Martinez also devoted a section of her lengthy statement to diversity, equity, and inclusion, and its intersection with academic freedom.
Martinez said she wanted “to set expectations clearly going forward” that the law school would not “announce institutional positions on a wide range of current social and political issues” or “exclude or condemn speakers” as part of its commitment to diversity. Focusing on such actions “as hallmarks of an ‘inclusive’ environment,” she wrote, would run the risk of “enforcing an institutional orthodoxy.”

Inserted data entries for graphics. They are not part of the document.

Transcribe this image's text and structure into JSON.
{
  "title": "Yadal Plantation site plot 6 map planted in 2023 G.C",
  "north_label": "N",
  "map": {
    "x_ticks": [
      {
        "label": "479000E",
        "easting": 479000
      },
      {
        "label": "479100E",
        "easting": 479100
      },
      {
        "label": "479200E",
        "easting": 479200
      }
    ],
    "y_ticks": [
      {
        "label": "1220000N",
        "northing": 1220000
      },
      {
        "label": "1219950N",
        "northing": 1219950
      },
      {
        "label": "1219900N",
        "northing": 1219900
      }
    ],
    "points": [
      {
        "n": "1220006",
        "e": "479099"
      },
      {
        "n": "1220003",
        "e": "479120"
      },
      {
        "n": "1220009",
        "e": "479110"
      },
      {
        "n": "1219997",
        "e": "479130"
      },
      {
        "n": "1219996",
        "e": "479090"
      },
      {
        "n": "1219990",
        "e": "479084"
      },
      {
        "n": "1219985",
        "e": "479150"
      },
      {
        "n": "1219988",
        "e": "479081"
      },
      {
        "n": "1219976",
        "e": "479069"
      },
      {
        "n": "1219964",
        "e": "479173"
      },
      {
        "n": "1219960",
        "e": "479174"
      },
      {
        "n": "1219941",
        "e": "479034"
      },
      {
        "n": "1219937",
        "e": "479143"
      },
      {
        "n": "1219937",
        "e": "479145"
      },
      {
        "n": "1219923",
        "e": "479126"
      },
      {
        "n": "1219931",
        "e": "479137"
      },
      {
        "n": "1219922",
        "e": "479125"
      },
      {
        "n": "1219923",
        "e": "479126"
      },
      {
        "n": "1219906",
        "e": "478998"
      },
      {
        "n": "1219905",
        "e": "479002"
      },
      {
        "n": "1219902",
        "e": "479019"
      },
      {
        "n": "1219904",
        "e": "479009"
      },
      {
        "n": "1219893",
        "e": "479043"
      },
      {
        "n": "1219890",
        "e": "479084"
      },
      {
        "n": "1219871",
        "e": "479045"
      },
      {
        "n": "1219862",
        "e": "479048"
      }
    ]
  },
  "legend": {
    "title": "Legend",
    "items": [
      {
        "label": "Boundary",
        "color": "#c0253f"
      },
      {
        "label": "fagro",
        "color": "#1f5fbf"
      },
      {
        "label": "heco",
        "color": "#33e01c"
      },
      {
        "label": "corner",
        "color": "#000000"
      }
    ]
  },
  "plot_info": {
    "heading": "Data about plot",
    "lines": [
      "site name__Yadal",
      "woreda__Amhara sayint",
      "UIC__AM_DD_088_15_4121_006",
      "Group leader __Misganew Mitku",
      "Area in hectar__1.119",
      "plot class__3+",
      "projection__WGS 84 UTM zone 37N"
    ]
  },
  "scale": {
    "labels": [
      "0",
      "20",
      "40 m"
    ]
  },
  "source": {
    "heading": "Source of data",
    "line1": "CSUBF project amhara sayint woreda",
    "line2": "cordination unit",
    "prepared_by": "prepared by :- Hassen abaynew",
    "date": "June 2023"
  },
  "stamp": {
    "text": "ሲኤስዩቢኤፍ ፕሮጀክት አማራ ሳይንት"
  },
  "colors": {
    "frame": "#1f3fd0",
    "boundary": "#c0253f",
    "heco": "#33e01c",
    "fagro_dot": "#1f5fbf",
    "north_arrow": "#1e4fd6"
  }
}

She cited the Kalven Report and its promise of institutional neutrality. Last year several colleges announced their commitment to the half-century-old report, which has also been cited in model legislation about free speech created by conservative think tanks.
“I recognize that the course I have chosen will not please everyone,” Martinez wrote, “not least of which those who have demanded that I retract my apology to Judge Duncan and those who have demanded that students be immediately expelled.”